Wir alle wissen es und tun es trotzdem. Täglich liefern wir Amazon, Alibaba, Google oder Facebook unsere persönlichen Daten frei Haus. Welche diese dann für ihr Marketing verwenden und an Dritte verkaufen. Schliesslich wird unser Digitalabdruck in den USA, in China oder sonst wo gelagert.

Das alles scheint nur die wenigsten zu stören. Wenn aber ein Schweizer Konsortium von honorigen Firmen – SBB, SIX, CSS, UBS, Swisscom, Helvetia, Mobiliar und einige mehr – ein Digital-Login anbieten, dann erreicht die Empörung Höchstwerte: Privatsphäre! Kosten! Missbrauch! Monopol! In der Aufregung geht nur leider vergessen, dass wir am 7. März nicht über einen elektronischen Pass oder eine amtliche Identitätskarte abstimmen, sondern über etwas Alltägliches für jene, die sich in der Digitalwelt bewegen: ein fälschungssicheres Login, das wir uns alle wünschen.

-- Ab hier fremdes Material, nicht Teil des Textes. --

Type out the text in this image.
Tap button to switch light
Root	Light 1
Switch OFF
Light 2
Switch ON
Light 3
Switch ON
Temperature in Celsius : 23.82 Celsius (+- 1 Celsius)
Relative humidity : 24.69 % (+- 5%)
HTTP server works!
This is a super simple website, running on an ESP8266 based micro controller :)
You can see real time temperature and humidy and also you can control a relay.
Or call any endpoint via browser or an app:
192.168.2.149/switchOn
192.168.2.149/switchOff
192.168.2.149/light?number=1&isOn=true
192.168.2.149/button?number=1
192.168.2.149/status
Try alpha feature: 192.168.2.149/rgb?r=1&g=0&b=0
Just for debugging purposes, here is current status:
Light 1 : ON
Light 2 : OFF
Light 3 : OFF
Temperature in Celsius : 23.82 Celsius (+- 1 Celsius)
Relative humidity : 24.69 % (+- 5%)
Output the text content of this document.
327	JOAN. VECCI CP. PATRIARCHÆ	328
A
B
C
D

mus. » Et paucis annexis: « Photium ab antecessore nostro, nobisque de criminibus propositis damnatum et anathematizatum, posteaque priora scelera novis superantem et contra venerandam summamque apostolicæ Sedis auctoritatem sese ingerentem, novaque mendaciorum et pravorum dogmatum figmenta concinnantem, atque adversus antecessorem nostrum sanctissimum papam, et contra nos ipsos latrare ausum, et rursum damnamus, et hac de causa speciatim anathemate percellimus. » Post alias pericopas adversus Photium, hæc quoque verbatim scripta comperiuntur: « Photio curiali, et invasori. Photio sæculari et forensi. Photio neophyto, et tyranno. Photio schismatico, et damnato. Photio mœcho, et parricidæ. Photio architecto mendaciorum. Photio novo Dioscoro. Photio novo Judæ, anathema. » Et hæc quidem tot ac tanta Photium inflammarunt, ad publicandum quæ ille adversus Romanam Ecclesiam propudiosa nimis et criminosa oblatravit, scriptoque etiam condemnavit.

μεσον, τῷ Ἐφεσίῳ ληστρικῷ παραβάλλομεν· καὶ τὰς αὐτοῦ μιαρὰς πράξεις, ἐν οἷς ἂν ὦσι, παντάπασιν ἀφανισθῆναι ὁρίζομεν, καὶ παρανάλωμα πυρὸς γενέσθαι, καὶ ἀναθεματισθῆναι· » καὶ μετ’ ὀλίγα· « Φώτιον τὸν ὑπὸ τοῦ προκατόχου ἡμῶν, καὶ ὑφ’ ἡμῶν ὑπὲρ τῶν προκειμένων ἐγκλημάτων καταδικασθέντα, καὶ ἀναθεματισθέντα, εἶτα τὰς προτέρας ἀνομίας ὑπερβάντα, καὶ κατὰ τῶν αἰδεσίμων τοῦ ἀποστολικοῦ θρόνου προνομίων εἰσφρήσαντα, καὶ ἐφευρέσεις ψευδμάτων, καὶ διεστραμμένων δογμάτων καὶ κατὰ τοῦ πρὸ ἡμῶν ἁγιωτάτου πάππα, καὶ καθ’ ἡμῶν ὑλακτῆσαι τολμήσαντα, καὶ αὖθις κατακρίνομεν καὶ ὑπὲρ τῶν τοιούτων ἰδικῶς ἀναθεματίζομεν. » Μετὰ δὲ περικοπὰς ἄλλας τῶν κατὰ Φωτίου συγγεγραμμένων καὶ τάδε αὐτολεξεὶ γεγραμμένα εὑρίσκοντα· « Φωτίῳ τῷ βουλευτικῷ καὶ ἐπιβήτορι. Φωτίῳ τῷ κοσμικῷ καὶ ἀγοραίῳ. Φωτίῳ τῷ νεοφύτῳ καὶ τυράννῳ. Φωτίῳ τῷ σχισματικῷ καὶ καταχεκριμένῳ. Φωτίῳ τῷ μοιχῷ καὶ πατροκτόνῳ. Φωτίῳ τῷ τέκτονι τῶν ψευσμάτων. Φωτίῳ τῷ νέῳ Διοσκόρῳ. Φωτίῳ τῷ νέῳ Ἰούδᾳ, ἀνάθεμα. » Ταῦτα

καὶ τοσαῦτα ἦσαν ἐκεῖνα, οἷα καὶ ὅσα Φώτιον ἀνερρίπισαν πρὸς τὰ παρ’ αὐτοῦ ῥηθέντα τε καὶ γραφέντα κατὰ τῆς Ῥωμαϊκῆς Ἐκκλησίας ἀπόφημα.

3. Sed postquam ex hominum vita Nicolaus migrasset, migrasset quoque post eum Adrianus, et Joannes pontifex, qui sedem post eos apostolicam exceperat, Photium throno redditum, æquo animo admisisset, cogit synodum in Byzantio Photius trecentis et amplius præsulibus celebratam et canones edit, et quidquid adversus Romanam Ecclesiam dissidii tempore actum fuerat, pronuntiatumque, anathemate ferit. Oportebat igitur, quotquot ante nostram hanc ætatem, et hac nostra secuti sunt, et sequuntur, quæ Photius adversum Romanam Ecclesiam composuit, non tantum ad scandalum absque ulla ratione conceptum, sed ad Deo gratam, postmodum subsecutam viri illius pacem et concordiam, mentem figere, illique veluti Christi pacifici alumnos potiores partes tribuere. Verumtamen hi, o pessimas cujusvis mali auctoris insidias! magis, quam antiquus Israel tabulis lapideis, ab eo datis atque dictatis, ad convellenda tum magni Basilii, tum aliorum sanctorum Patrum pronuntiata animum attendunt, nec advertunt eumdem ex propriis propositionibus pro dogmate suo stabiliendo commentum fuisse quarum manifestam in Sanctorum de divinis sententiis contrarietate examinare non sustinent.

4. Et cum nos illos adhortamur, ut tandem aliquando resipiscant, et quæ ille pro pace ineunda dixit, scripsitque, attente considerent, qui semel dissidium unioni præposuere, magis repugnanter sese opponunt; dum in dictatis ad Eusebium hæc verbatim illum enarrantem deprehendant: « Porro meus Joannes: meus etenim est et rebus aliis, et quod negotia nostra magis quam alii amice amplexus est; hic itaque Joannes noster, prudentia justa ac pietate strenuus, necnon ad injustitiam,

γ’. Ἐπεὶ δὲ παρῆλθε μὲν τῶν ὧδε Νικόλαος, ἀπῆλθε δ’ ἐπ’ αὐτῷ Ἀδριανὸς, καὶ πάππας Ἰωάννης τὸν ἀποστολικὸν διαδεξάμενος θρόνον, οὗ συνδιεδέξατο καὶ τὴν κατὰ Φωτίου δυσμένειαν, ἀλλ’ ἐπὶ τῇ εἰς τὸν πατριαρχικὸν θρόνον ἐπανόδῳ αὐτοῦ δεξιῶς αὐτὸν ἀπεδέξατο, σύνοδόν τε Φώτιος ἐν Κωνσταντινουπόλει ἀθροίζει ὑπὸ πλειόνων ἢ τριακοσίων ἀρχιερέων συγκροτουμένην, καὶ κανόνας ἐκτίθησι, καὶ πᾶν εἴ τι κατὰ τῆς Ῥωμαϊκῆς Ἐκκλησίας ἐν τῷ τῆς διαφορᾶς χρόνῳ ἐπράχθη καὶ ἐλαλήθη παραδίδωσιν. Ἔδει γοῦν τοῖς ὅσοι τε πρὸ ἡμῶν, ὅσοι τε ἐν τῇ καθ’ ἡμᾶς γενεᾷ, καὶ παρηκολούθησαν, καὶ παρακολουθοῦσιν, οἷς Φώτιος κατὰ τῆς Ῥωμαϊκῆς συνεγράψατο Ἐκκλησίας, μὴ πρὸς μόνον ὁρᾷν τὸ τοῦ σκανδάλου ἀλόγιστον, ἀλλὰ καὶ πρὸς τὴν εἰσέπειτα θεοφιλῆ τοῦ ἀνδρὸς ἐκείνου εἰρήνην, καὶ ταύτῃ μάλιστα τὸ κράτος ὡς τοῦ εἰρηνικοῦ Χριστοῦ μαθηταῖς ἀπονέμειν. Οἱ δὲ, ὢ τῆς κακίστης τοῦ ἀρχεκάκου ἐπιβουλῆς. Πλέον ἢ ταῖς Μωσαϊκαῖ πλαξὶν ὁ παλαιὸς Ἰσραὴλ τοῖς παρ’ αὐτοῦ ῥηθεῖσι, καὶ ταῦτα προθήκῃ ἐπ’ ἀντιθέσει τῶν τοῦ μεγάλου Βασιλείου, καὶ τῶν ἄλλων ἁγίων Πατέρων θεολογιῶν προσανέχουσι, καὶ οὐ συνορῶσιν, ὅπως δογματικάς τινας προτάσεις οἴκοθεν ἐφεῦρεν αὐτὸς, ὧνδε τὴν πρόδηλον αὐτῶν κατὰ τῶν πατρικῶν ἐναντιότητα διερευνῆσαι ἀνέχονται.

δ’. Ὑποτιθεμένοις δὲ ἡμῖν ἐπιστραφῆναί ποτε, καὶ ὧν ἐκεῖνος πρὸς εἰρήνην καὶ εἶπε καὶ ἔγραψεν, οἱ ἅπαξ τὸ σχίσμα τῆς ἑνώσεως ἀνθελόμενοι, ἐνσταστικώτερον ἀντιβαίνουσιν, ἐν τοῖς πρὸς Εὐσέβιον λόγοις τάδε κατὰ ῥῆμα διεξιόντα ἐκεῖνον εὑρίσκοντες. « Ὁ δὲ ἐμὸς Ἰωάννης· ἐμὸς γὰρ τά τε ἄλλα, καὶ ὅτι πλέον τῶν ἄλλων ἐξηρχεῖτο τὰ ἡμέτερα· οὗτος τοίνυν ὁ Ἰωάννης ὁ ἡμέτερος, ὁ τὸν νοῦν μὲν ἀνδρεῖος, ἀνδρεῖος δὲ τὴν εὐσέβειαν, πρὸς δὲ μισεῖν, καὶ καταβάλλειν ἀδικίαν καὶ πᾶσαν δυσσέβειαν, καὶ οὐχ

Mehr noch: Die Daten bleiben – nicht wie bei den Datenkraken – bei den Schweizer Behörden. Diese bestätigen (oder verneinen) auf Anfrage bloss die Identität jener Person, die sich einloggen will, um im Internet ein Zeitungsabo zu kaufen oder ein Behördendokument abzurufen. Dies alles ist gesetzlich geregelt und wird von einer ID-Aufsichtskommission überwacht. Fehlt diese Einsicht an der Urne, werden wir zehn Jahre lang auf ein staatliches Login warten müssen. Und uns bis dann von ausländischen Datenkraken abgreifen lassen.